The team I work on does nothing but data conversions. We convert data for new customers from their legacy system format into our database format.
In general, we get their data into a SQL Server database, then use a series of stored procedures to convert this data into the new customer’s production database. A typical project can convert anywhere from tens of thousands of records to 20-30 million records. The SQL code related to the project can run anywhere from 5000-25,000 lines of code, depending on the number of modules being converted. Much of the code can be reused as we go from project to project. Customers may be using either SQL Server 2000 or SQL Server 2005. We run these processes on servers in-house for development and testing, then run them on the customer’s servers. So the processes run on a large variety of hardware configurations.
When we started using SQL Server 2005, we noticed that occasionally a SELECT query would “hang”. (This would generally be one of the more complex queries containing multiple INNER and OUTER joins.) That is, a query expected to run within a couple of minutes might run for two or three hours without returning any data. Reviewing the data, indexes, server load, etc. revealed no particular problem. Running the query in SQL Server 2000 revealed no problem. We found that often, adding OPTION (MERGE JOIN) to the query would result in the query running as expected, even though the execution plan would show this to be a slower process.
Later in the process, another query might hang.
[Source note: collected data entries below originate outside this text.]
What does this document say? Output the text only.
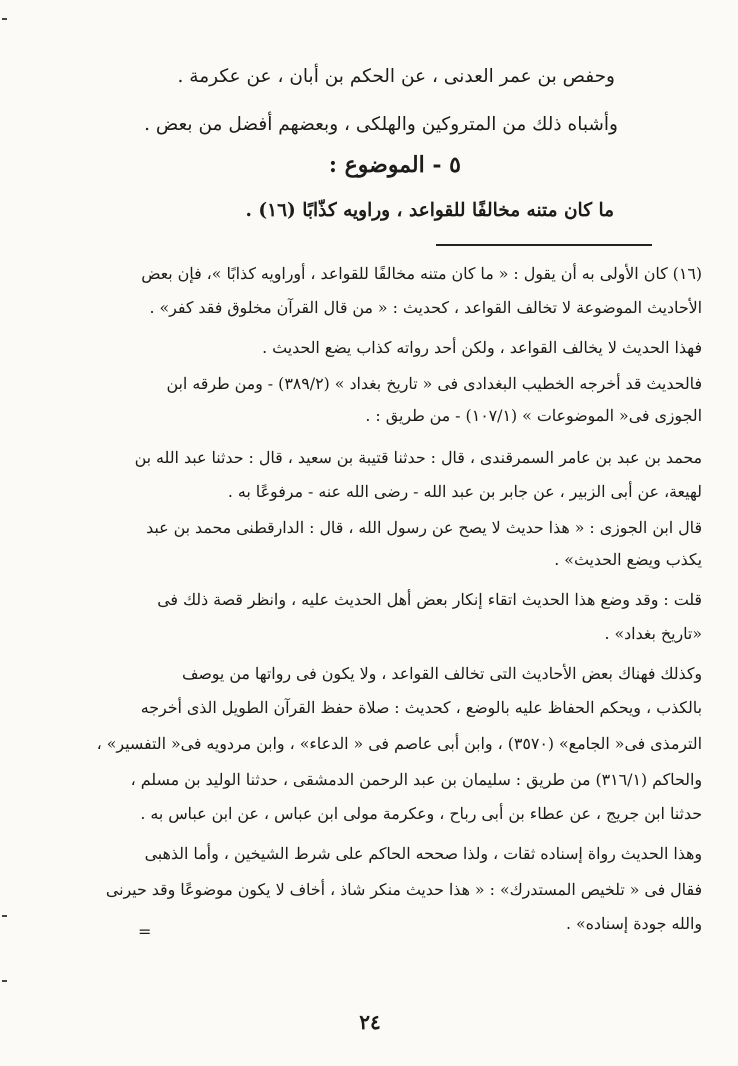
وحفص بن عمر العدنى ، عن الحكم بن أبان ، عن عكرمة .
وأشباه ذلك من المتروكين والهلكى ، وبعضهم أفضل من بعض .
٥ - الموضوع :
ما كان متنه مخالفًا للقواعد ، وراويه كذّابًا (١٦) .
(١٦) كان الأولى به أن يقول : « ما كان متنه مخالفًا للقواعد ، أوراويه كذابًا »، فإن بعض
الأحاديث الموضوعة لا تخالف القواعد ، كحديث : « من قال القرآن مخلوق فقد كفر» .
فهذا الحديث لا يخالف القواعد ، ولكن أحد رواته كذاب يضع الحديث .
فالحديث قد أخرجه الخطيب البغدادى فى « تاريخ بغداد » (٣٨٩/٢) - ومن طرقه ابن
الجوزى فى« الموضوعات » (١٠٧/١) - من طريق : .
محمد بن عبد بن عامر السمرقندى ، قال : حدثنا قتيبة بن سعيد ، قال : حدثنا عبد الله بن
لهيعة، عن أبى الزبير ، عن جابر بن عبد الله - رضى الله عنه - مرفوعًا به .
قال ابن الجوزى : « هذا حديث لا يصح عن رسول الله ، قال : الدارقطنى محمد بن عبد
يكذب ويضع الحديث» .
قلت : وقد وضع هذا الحديث اتقاء إنكار بعض أهل الحديث عليه ، وانظر قصة ذلك فى
«تاريخ بغداد» .
وكذلك فهناك بعض الأحاديث التى تخالف القواعد ، ولا يكون فى رواتها من يوصف
بالكذب ، ويحكم الحفاظ عليه بالوضع ، كحديث : صلاة حفظ القرآن الطويل الذى أخرجه
الترمذى فى« الجامع» (٣٥٧٠) ، وابن أبى عاصم فى « الدعاء» ، وابن مردويه فى« التفسير» ،
والحاكم (٣١٦/١) من طريق : سليمان بن عبد الرحمن الدمشقى ، حدثنا الوليد بن مسلم ،
حدثنا ابن جريج ، عن عطاء بن أبى رباح ، وعكرمة مولى ابن عباس ، عن ابن عباس به .
وهذا الحديث رواة إسناده ثقات ، ولذا صححه الحاكم على شرط الشيخين ، وأما الذهبى
فقال فى « تلخيص المستدرك» : « هذا حديث منكر شاذ ، أخاف لا يكون موضوعًا وقد حيرنى
والله جودة إسناده» .
=
٢٤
Adding the OPTION (MERGE JOIN) seemed to resolve the problem more often than not.
Subsequent runs on the same hardware with the same data might cause queries to hang that had run just fine in a previous test. Likewise, some queries that ran faster after OPTION (MERGE JOIN) had been added will later hang and run better after OPTION (MERGE JOIN) is removed.
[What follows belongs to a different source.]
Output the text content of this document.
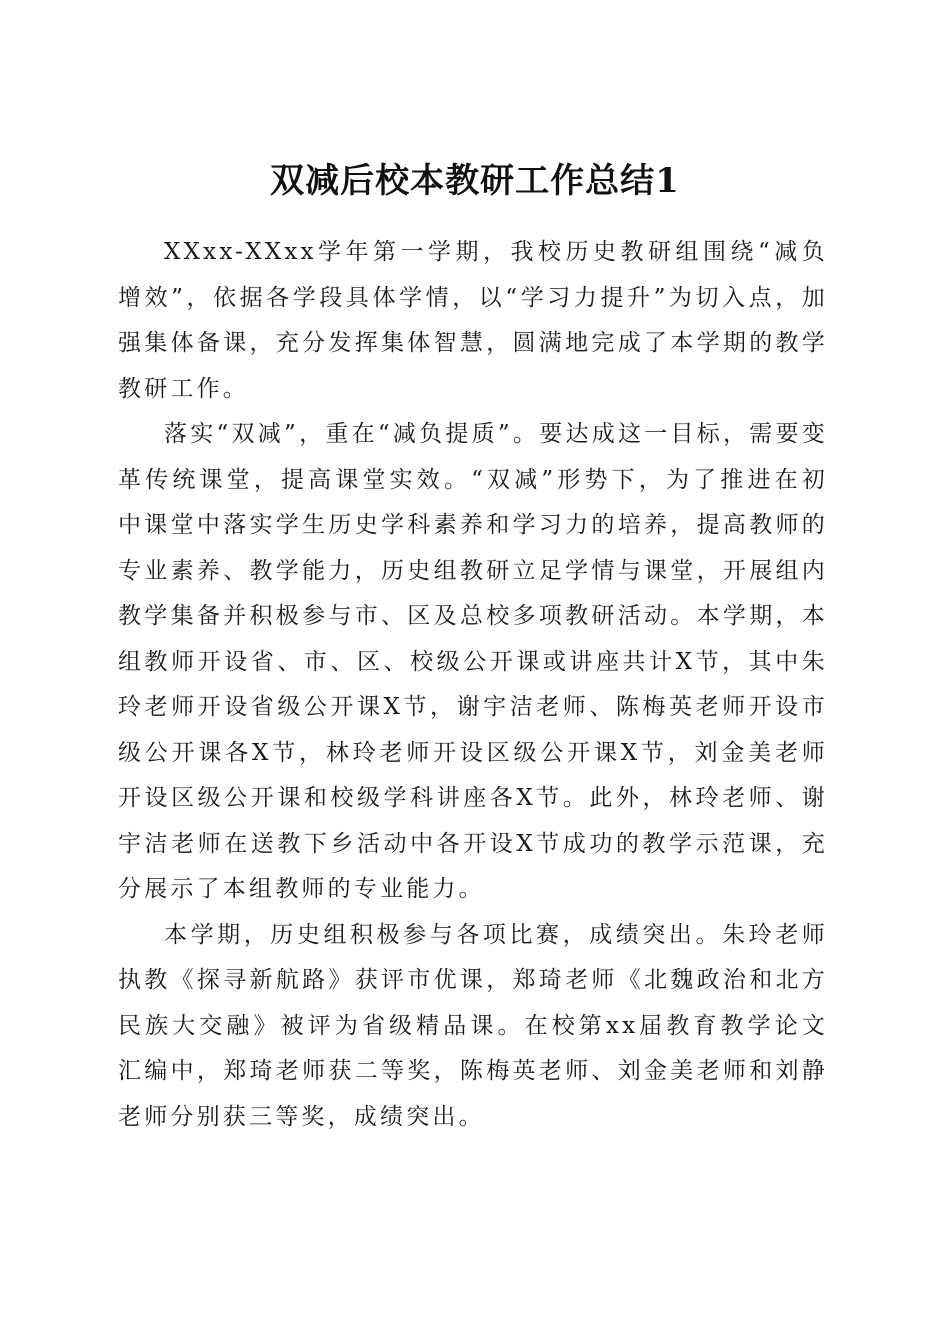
双减后校本教研工作总结1

XXxx-XXxx学年第一学期，我校历史教研组围绕“减负增效”，依据各学段具体学情，以“学习力提升”为切入点，加强集体备课，充分发挥集体智慧，圆满地完成了本学期的教学教研工作。

落实“双减”，重在“减负提质”。要达成这一目标，需要变革传统课堂，提高课堂实效。“双减”形势下，为了推进在初中课堂中落实学生历史学科素养和学习力的培养，提高教师的专业素养、教学能力，历史组教研立足学情与课堂，开展组内教学集备并积极参与市、区及总校多项教研活动。本学期，本组教师开设省、市、区、校级公开课或讲座共计X节，其中朱玲老师开设省级公开课X节，谢宇洁老师、陈梅英老师开设市级公开课各X节，林玲老师开设区级公开课X节，刘金美老师开设区级公开课和校级学科讲座各X节。此外，林玲老师、谢宇洁老师在送教下乡活动中各开设X节成功的教学示范课，充分展示了本组教师的专业能力。

本学期，历史组积极参与各项比赛，成绩突出。朱玲老师执教《探寻新航路》获评市优课，郑琦老师《北魏政治和北方民族大交融》被评为省级精品课。在校第xx届教育教学论文汇编中，郑琦老师获二等奖，陈梅英老师、刘金美老师和刘静老师分别获三等奖，成绩突出。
Our team is fairly proficient in tuning queries, and understands how to use indexes and execution plans. We can see that, according to the execution plan, the merge join we are forcing is not as optimal as the hash join SQL Server seems to want to use. So we are at a loss to explain this behavior. We also have not discovered any way to predetermine which queries may have the problem.
Has anyone else run into this, or does anyone have a plausible explanation as to why this may be happening? Any thoughts would be appreciated.